L’impact de l’intervention musclée de la Russie en Ukraine sur l’économie mondiale ― et celle de la Tunisie ― n’est plus à démontrer. La hausse des prix d’une longue liste de matériaux et de produits risque d’entacher considérablement la reprise post-pandémique.
Une nouvelle étude publiée aujourd’hui par la Cnuced a permis de jeter la lumière sous un angle différent sur le rôle important que jouent les deux parties du conflit dans l’approvisionnement d’un grand nombre de pays en produits alimentaires de base.
Les auteurs de l’étude ont signalé que certains pays sont particulièrement dépendants des matières premières agroalimentaires en provenance de la Russie et de l’Ukraine. Ces deux pays sont, à titre d’exemple, les fournisseurs de 25.9% des matières premières alimentaires de la Turquie, de 23% de la Chine et de 13% de l’Inde.
Malheureusement, les pays à faible revenu sont les plus exposés. D’après les calculs de la Cnuced, en moyenne, plus de 5% du panier d’importation des pays les plus pauvres sont des produits susceptibles de faire face à une hausse des prix résultant de la guerre en cours en Ukraine. Ce taux est inférieur à 1% pour les pays plus riches.
Et la Tunisie? La situation est plutôt mitigée.
Le pays importe seulement 3.3% de ses besoins en blé, orge, maïs, graines de colza et huile et graines de tournesol de ces deux fournisseurs. La situation est cependant inquiétante quand on prend en considération nos sources de blé, un composant clé du régime alimentaire tunisien.
D’après les données publiées par la Cnuced, 55% du blé importé par la Tunisie est originaire de ces deux pays, l’Ukraine délivrant 46% de nos achats de cette céréale.
Outre la Tunisie, le continent africain est particulièrement vulnérable à d’éventuelles perturbations dans les marchés de céréales.

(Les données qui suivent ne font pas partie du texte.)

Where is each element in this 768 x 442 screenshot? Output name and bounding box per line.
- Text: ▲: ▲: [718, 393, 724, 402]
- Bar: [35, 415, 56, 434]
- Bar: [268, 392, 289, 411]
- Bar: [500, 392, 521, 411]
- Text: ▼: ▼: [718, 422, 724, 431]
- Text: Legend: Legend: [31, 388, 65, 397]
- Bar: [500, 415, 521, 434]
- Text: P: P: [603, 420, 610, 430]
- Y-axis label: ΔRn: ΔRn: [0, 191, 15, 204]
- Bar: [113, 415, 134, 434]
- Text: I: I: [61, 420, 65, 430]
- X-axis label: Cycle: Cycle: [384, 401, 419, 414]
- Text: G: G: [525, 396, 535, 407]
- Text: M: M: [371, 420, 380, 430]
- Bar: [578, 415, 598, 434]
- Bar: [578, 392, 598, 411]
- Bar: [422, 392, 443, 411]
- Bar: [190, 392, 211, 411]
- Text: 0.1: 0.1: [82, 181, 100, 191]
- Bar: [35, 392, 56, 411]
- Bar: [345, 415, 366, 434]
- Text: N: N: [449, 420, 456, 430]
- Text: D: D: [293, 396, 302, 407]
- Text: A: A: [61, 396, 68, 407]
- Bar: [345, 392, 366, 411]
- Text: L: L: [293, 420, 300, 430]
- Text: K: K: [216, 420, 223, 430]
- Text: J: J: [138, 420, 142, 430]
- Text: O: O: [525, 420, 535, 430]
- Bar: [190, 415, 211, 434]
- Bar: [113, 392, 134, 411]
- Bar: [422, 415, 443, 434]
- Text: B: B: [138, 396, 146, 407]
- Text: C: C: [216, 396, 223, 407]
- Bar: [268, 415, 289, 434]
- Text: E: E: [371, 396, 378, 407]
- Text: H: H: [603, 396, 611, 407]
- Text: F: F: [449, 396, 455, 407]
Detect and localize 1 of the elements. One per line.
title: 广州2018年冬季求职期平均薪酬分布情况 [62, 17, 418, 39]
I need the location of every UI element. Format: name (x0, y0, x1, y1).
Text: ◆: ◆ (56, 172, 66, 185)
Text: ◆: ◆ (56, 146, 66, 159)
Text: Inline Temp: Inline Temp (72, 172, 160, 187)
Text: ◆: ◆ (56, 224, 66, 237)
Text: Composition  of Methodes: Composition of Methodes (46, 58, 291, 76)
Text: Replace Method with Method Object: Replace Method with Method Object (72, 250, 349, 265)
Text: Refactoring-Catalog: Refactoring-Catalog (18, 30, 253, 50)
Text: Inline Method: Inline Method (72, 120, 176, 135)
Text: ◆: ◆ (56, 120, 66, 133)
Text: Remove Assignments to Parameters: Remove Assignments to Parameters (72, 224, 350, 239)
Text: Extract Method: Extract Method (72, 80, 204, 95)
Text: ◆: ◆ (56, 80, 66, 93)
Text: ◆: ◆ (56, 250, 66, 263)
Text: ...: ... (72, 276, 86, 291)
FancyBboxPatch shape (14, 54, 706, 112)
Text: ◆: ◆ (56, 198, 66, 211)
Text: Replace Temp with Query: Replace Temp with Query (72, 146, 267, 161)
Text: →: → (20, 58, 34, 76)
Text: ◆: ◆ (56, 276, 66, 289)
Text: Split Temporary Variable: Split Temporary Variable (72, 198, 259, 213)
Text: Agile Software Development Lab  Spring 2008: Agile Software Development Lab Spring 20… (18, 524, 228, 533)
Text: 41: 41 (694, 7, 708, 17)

Entre 2018 et 2020, l’Afrique a importé 3.7 milliards de dollars de blé (32% des importations totales de blé africain) de la Fédération de Russie et 1.4 milliard de dollars supplémentaires d’Ukraine (12 % des importations totales de blé africain).
Pas moins de 25 pays africains, dont de nombreux pays parmi les moins avancés, importent plus d’un tiers de leur blé des deux pays, et 15 d’entre eux en importent plus de la moitié.
En outre, les possibilités de remplacer les importations en provenance de la Russie et de l’Ukraine par le commerce intra-africain sont limitées, car l’offre régionale de blé est relativement faible et de nombreuses régions du continent manquent d’infrastructures de transport et de capacités de stockage efficaces.
Dans ce contexte, et compte tenu des chocs spécifiques aux pays, du changement climatique, des restrictions à l’exportation et de la constitution de stocks, il pourrait y avoir un risque de crises d’insécurité alimentaire dans certaines régions, en particulier si l’augmentation des coûts des engrais et d’autres intrants à forte intensité énergétique a un impact négatif sur la prochaine saison agricole.
Une nouvelle hausse des coûts des intrants est un facteur de risque important en Afrique, car les coûts de l’urée et du phosphate ― deux composants majeurs des engrais ― avaient déjà augmenté de 30 et 4%, respectivement, à la fin de 2021.